The Notes are not registered under the Securities Act of 1933, as amended (the “Securities Act”), and may not be offered or sold in the United States absent an applicable exemption from registration requirements.
The foregoing summary of the Indenture is qualified in its entirety by reference to the Base Indenture and Supplemental Indenture (including the Form of Notes), which are attached hereto as Exhibit 4.1 and Exhibit 4.2 to this Current Report on Form 8-K, respectively, and incorporated herein by reference.

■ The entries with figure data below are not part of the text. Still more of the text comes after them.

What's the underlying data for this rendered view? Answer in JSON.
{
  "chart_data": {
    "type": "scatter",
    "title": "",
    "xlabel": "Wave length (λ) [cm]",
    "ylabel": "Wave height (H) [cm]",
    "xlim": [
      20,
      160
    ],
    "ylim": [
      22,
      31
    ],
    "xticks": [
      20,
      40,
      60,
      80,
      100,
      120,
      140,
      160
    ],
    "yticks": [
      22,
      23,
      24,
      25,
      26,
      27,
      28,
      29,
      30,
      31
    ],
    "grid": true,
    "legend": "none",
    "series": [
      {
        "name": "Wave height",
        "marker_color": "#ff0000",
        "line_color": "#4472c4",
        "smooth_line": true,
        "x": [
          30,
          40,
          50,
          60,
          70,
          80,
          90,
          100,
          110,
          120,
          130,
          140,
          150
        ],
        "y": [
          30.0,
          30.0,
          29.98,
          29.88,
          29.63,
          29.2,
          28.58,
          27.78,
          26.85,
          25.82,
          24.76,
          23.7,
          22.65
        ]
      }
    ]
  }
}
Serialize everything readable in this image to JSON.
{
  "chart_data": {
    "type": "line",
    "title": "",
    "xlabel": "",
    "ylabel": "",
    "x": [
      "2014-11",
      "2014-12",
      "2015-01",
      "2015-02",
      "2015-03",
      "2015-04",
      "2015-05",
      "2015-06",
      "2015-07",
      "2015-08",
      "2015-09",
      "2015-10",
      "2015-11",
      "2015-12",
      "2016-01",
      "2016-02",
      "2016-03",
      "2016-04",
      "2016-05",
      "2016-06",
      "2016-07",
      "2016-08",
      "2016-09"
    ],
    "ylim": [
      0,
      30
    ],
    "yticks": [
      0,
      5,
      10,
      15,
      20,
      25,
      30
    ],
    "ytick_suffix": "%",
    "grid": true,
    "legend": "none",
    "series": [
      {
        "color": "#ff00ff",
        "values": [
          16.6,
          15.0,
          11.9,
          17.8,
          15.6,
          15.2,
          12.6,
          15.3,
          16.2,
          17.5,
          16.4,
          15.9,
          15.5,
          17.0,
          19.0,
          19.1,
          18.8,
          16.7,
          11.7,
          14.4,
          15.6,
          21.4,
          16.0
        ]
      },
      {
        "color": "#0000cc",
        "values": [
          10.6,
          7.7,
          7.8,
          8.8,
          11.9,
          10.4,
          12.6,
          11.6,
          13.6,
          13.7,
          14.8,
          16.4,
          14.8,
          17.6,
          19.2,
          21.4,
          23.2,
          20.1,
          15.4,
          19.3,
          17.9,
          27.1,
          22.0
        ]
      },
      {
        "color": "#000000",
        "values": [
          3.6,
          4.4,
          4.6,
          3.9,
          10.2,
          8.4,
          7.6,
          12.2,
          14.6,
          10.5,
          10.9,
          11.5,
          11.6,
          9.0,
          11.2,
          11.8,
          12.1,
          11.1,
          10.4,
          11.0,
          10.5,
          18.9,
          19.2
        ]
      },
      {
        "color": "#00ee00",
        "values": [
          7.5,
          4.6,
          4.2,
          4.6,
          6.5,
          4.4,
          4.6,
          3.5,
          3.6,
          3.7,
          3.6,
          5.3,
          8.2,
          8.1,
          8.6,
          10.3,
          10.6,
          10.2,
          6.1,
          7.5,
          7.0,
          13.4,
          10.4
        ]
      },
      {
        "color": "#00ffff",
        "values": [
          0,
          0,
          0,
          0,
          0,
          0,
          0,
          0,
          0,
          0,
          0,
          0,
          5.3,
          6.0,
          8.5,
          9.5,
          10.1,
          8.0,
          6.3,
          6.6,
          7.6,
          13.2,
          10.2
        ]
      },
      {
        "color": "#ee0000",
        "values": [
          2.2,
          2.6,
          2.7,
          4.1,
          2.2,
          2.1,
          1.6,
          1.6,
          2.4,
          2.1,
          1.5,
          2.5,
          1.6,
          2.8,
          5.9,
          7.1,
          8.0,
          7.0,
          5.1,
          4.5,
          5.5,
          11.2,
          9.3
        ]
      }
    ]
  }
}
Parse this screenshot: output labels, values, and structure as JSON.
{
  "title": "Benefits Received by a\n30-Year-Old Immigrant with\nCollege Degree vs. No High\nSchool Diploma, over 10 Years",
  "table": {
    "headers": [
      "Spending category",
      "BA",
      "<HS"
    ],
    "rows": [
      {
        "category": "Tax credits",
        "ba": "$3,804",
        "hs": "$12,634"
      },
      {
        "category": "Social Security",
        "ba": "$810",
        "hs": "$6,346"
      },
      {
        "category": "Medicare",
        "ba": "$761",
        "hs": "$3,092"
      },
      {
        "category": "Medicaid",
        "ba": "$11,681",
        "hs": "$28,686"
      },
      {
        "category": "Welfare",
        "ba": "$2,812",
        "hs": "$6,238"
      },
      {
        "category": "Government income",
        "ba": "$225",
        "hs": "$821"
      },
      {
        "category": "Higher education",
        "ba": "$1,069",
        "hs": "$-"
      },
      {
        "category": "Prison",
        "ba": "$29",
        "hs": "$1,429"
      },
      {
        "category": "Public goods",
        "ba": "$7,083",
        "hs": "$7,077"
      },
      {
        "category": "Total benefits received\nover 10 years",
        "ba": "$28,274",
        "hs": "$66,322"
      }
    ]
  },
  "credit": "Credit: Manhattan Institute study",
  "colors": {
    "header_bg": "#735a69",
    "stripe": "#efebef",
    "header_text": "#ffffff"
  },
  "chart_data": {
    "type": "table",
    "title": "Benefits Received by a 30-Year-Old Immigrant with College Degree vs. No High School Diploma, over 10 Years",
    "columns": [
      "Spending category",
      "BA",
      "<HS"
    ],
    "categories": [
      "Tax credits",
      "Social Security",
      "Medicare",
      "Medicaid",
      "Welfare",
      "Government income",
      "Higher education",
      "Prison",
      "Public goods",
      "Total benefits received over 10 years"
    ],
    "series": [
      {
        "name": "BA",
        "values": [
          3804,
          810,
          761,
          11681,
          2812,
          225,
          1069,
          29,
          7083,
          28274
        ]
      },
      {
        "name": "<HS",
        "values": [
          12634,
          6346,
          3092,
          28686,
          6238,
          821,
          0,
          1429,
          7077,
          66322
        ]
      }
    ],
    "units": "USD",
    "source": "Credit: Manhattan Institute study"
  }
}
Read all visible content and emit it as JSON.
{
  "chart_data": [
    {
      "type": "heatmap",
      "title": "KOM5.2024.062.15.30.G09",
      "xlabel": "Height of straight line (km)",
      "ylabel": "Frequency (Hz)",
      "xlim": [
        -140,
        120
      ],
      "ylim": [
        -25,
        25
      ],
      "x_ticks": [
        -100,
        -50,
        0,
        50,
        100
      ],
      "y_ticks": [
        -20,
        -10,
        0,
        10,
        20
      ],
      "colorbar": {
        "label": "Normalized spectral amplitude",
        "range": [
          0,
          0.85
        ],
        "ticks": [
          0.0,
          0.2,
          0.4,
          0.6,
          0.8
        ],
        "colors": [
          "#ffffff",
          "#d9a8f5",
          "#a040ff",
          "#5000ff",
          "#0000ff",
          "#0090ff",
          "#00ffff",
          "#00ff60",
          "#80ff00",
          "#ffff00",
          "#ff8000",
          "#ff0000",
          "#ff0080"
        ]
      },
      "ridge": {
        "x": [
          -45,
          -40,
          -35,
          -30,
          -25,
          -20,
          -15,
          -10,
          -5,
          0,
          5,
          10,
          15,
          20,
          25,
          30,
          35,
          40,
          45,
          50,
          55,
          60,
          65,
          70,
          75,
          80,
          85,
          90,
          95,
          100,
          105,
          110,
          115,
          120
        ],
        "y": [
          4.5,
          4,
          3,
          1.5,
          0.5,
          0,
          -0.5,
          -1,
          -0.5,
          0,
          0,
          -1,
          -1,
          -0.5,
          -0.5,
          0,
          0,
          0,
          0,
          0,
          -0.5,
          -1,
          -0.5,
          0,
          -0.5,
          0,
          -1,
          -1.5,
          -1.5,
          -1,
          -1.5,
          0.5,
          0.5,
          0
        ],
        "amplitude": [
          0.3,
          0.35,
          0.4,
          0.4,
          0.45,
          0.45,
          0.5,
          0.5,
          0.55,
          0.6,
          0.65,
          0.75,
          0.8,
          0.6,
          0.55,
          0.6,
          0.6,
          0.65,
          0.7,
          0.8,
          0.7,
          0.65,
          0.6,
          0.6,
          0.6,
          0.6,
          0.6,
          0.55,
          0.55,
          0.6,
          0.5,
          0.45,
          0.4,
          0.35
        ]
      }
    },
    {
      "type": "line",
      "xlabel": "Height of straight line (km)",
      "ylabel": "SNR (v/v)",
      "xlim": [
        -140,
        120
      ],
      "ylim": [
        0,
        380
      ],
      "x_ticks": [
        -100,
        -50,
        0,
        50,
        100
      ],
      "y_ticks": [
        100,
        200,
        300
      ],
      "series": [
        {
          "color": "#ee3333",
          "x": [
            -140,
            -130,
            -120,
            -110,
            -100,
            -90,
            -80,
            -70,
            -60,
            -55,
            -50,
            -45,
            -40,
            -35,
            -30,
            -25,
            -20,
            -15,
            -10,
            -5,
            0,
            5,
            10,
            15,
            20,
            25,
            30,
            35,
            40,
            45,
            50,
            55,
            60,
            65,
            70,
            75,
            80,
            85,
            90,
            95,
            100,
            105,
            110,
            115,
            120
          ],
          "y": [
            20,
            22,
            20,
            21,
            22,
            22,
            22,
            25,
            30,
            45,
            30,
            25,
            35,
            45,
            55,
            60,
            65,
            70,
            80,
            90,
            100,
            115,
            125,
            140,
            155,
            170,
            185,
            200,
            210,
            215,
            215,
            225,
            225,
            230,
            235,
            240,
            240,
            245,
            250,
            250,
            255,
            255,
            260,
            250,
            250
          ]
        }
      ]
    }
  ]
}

Registration Rights Agreement
On September 11, 2019, in connection with the issuance of the Notes, the Company and the Initial Purchasers entered into a Registration Rights Agreement (the “Registration Rights Agreement”). The terms of the Registration Rights Agreement require the Company to: (i) file with the Securities and Exchange Commission a registration statement with respect to an offer to exchange the Notes for new issues of debt securities registered under the Securities Act (the “Exchange Offer”), with terms identical to those of the Notes (except for provisions relating to the transfer restrictions and payment of additional interest) and cause such registration statement to be declared effective within 365 days after the closing of the issuance of the Notes, (ii) keep the Exchange Offer open for at least 20 business days (or longer if required by applicable law) and (iii) in certain circumstances, file a shelf registration statement for the resale of the Notes by some or all of the holders thereof, in lieu of an exchange offer to such holders.
If the Company fails to satisfy its registration obligations under the Registration Rights Agreement, then the Company will be required to pay additional interest to the holders of Notes the transfer of which remains restricted, at a rate of 0.25% per annum for the first 90 day period after such registration default occurs, and an additional 0.25% per annum for each subsequent 90 day period that such registration default continues (provided that the rate at which such additional interest accrues may in no event exceed 1.0% per annum in the aggregate).
The foregoing summary of the Registration Rights Agreement is not complete and is qualified in its entirety by the Registration Rights Agreement, which is attached hereto as Exhibit 4.3 to this Current Report on Form 8-K and incorporated herein by reference.